Em todos os domínios avaliados em 2025, Portugal está muito próximo da média da OCDE: ligeiramente acima da média em Leitura e Resolução computacional de problemas, na média em Ciências, ligeiramente abaixo da média em Matemática.

A Tabela I.1. do PISA 2025 Results, Volume 1, pp. 28-29, classifica Portugal, para estes 4 domínios, como pertencendo ao grupo de “Países/economias cujo desempenho médio ou percentagem de alunos com desempenho elevado/baixo não difere significativamente da média da OCDE.”




A amostra inclui alunos de escolas públicas e de escolas privadas. (Table I.B1.4.172, no Starlink)


O contexto internacional


Na Introdução on-line aos resultados PISA 2025, a OCDE escreve: “O desempenho global dos países da OCDE deteriora-se: com efeito, os resultados médios em Ciências, Leitura e Matemática são os mais baixos alguma vez observados.” (Cf. https://www.oecd.org/en/publications/pisa-2025-results-volume-i_73451bc5-en.html )

Isto é que é realmente preocupante. Há uma tendência de declínio, com as exceções localizadas quase exclusivamente em países não ocidentais.

(Os gráficos que se seguem usam as séries, para cada domínio, desde o ano em que os dados são comparáveis.)











O debate sobre a escola precisa ser elevado a um novo patamar de maturidade


Se há, no plano internacional, uma tendência para o declínio, temos de assumir que é necessária uma reflexão. O tópico poderá ser: será que estamos a fazer as perguntas certas acerca do que é preciso mudar?

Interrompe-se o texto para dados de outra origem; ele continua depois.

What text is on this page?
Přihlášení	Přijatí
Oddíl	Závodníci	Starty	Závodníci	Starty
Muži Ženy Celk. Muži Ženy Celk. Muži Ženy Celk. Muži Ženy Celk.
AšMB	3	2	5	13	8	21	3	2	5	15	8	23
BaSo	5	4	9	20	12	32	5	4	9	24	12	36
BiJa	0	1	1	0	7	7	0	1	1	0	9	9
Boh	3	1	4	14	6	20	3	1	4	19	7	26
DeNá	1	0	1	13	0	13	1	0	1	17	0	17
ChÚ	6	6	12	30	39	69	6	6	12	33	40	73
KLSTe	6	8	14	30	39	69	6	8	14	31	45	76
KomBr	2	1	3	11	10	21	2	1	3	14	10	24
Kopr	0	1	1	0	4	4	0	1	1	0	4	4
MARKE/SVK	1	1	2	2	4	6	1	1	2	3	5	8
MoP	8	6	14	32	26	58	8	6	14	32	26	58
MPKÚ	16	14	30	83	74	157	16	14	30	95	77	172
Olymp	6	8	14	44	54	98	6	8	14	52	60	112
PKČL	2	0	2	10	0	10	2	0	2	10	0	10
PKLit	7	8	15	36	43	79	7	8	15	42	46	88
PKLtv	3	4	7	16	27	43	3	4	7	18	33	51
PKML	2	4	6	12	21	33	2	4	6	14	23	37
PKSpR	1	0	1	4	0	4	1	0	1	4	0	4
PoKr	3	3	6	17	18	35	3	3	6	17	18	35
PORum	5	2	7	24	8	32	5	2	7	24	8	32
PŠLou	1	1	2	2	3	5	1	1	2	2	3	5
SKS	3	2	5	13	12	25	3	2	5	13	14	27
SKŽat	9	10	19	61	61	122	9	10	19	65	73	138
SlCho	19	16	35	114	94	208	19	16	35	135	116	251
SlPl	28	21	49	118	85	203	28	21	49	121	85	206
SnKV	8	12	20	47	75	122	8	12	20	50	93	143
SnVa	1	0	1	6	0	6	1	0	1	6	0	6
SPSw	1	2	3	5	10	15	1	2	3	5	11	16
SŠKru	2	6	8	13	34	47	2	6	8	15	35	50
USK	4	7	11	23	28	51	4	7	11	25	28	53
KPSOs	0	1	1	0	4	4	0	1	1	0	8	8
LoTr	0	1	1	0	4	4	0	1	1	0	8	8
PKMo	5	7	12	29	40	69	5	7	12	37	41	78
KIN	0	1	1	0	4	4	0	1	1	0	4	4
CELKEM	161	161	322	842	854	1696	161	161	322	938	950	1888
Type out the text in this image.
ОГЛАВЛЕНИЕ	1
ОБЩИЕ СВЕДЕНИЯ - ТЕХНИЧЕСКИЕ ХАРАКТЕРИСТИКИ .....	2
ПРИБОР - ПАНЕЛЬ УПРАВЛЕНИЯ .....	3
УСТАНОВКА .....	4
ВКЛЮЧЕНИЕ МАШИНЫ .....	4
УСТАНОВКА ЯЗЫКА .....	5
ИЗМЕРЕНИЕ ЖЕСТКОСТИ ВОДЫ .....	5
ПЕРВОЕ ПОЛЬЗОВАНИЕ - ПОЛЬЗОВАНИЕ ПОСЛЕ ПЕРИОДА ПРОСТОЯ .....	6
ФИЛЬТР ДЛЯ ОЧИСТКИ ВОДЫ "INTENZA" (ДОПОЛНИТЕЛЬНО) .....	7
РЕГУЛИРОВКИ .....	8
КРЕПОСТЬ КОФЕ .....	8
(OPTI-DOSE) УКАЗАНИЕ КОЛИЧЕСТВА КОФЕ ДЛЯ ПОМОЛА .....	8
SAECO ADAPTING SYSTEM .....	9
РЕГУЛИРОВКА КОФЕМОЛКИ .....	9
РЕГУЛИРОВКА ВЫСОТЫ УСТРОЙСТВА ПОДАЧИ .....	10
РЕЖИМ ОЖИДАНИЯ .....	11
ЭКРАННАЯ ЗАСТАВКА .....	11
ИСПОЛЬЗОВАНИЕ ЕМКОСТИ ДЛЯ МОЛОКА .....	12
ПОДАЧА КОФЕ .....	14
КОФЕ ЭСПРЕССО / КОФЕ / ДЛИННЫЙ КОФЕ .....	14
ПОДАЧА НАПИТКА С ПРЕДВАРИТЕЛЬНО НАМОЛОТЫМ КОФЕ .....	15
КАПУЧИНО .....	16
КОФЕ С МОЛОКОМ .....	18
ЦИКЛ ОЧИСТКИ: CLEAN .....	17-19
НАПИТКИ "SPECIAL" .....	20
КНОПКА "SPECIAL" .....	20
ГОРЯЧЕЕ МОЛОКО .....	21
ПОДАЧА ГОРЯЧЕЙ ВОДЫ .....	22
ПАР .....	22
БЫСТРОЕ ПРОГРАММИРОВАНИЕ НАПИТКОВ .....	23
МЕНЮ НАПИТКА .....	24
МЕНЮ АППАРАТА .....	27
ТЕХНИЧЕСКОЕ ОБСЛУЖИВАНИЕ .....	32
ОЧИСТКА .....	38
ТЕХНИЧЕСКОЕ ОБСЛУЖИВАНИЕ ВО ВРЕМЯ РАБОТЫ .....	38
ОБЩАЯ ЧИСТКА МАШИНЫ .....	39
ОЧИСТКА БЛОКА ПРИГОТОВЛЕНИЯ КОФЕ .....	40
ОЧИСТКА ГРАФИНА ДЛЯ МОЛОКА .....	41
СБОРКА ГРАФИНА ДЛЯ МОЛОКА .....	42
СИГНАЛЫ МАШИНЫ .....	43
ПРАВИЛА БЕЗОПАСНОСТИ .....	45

Na apresentação do PISA 2025 Results, Mathias Cormann, Secretário-Geral da OCDE, destacou seis prioridades:

1) Exigência elevada, explicitando: ensinar menos coisas, mas ensinar os fundamentos de cada disciplina de modo mais aprofundado;

2) Apostar nos professores: menos tarefas burocráticas, mais tempo com os alunos;

3) Conseguir mais participação dos pais (o acompanhamento familiar melhora a aprendizagem, mas esse acompanhamento tem baixado);

4) Conseguir que os melhores alunos em ciências se mantenham interessados em trabalhar em ciência;

5) Dar mais apoio aos alunos que têm mais necessidades;

6) Usar o digital de forma crítica.


Essas são prioridades sobre as quais vale a pena trabalhar. Para isso, precisamos de passar a um nível superior do debate sobre a educação em Portugal.

Tentar leituras simplistas do PISA para querelas públicas de ocasião revela que quem o faz anda distraído dos problemas que há para enfrentar.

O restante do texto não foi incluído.